Easy Baked Chicken Recipes
Fast baked chicken? Snort. That’s just crazy talk.
Well, it would be if you did it the old-fashioned way, prepping the bird, preheating the oven, baking for a few hours and pulling out a chicken with dry breast meat, rubbery, yellow skin and under-cooked thighs. And then if you put it back in, you dry out all the breast meat. Sigh. Who needs it?
In the world of easy baked chicken recipes, I’ve found this two-step method to produce the best quality in the shortest time. Easy and Fast Baked Chicken uses a hot skillet on the stove top and then you transfer the whole thing to the broiler. Because both methods – stovetop and broiler – transfer heat directly to the meat rather than using air as an intermediary, the cooking is done much faster. Your chicken will be done in ONE hour, and all pieces will be moist, with an added treat of crispy skin.
Here’s the Trick
This method requires a good, broiler-safe skillet, because you’ll be starting the chicken on the stove top to get the thighs cooking, then you’ll transfer it into the broiler to catch up with the breast meat. I use my trusty cast-iron skillet for this job, but any broiler-safe skillet will work.
You’ll need to flatten the bird for the broiler. You can do this quickly and easily by removing the backbone – or butterflying the chicken. See the video below for help on how to do this. (Trust me, it is not hard to do!)
Once you have the chicken flattened, you need to pierce the skin liberally with the tip of a paring knife – about 3/4″ apart, particularly on the legs. This will prevent bubbling which brings the skin too close to the broiler element, causing scorching. Tying the legs together will keep them from “reaching for the sky” and getting too close to the element during broiling.
When you get to the broiler, use the High setting and set the skillet about 12″ away from the broiler element (further away than most people think of when they use a broiler). Too close and you’ll get spotty heating.
Easy and Fast Baked Chicken:
- 4-5 lb Whole Chicken backbone removed and flattened, excess fat removed and discarded, skin pierced at 3/4″ intervals (see above)
- 2 tsp Vegetable Oil
- Salt and Pepper
- 3-4 sprigs Fresh Thyme optional, for sauce
- 1 clove garlic crushed (optional, for sauce)
- Rub 1 tsp oil into the skin. Salt and pepper both sides of the chicken – about 1 tsp salt and 1/2 tsp pepper.
- Tie the legs together with kitchen twine. Tuck the wing tips underneath the chicken (as in the video above).
- Heat 1 tsp oil in the broiler-safe skillet over high heat until just smoking – you want it toasty. Carefully place the chicken into the skillet, skin-side up. It’s easier to test for done-ness if you place the breast side toward the handle.
- Immediately transfer the hot skillet to the oven, on a rack set 12″ from the broiler element. Do NOT preheat the oven.
- You’ll rotate the chicken halfway through, so turn the skillet handle all the way to one side of the oven.

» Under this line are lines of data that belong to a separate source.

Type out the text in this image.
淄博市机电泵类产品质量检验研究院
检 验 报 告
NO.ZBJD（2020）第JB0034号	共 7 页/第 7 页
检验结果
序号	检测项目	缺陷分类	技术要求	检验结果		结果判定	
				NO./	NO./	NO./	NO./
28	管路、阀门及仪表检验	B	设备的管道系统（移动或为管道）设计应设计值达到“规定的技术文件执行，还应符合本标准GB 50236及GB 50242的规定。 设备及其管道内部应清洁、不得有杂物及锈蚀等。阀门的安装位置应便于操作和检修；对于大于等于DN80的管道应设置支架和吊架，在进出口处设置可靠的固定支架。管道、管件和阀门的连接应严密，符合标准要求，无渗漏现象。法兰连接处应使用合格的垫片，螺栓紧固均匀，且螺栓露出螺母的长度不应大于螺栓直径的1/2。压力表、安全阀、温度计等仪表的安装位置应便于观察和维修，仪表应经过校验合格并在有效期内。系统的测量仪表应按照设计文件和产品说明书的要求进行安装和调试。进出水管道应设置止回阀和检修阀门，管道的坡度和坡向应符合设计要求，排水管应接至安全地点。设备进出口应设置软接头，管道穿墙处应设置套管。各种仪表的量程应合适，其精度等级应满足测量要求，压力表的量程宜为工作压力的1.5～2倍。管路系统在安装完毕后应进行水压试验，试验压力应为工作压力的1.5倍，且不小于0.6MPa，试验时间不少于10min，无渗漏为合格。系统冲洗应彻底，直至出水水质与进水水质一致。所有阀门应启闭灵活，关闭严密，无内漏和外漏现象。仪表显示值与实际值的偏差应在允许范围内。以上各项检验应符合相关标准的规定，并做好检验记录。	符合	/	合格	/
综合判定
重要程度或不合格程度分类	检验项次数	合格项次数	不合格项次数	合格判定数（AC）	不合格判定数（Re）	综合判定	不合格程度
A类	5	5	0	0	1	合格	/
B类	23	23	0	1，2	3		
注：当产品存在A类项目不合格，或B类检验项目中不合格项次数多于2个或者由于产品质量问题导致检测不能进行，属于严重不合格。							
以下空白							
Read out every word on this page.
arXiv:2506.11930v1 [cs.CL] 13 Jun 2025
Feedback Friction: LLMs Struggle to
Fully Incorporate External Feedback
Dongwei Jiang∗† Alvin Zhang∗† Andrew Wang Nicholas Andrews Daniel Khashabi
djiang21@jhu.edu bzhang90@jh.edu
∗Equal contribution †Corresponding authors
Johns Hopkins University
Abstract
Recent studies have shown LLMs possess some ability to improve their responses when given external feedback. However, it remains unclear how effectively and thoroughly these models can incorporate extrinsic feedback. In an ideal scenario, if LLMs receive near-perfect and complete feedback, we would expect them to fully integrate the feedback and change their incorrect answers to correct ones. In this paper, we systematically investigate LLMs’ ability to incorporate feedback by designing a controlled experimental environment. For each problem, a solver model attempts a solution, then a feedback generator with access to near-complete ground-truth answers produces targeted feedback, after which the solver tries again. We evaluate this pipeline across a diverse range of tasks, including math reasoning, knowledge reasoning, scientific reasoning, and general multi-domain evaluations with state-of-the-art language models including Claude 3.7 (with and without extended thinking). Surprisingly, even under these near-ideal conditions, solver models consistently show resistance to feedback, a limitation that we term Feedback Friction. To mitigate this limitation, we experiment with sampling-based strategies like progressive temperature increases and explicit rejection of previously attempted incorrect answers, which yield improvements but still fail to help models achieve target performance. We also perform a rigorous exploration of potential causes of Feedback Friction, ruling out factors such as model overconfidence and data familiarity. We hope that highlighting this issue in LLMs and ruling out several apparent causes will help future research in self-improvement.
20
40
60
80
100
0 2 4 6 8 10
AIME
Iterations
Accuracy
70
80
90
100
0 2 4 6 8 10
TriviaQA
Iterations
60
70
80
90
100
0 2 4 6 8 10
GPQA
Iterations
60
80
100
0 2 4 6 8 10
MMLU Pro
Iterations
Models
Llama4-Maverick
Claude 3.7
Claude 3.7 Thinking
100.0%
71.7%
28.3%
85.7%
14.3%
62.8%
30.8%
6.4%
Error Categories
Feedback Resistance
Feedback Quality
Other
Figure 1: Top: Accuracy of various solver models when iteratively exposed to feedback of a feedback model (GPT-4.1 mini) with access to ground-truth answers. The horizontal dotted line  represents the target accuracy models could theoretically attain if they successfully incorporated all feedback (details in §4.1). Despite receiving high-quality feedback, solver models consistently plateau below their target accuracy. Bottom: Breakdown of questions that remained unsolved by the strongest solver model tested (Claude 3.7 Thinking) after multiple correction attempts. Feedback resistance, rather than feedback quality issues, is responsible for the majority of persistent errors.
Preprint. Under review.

- Turn on the broiler and broil the chicken for 25 minutes. Rotate the skillet (just turn the handle to the other side of the oven) and broil for another 20 minutes. Test for internal breast temperature of 155 F. If not quite there, let it go a little longer, but don’t miss that 155 F mark. The chicken will continue to cook for another 5 minutes after removing from the oven, and if you overshoot this temp, your white meat will be dry, dry, dry.
- Remove the chicken from the oven and transfer to a platter to rest for 10 minutes.
- If you would like, you can throw some thyme and garlic into the skillet and let it steep for that same time. Skim off the fat and use this as a very tasty sauce with your chicken.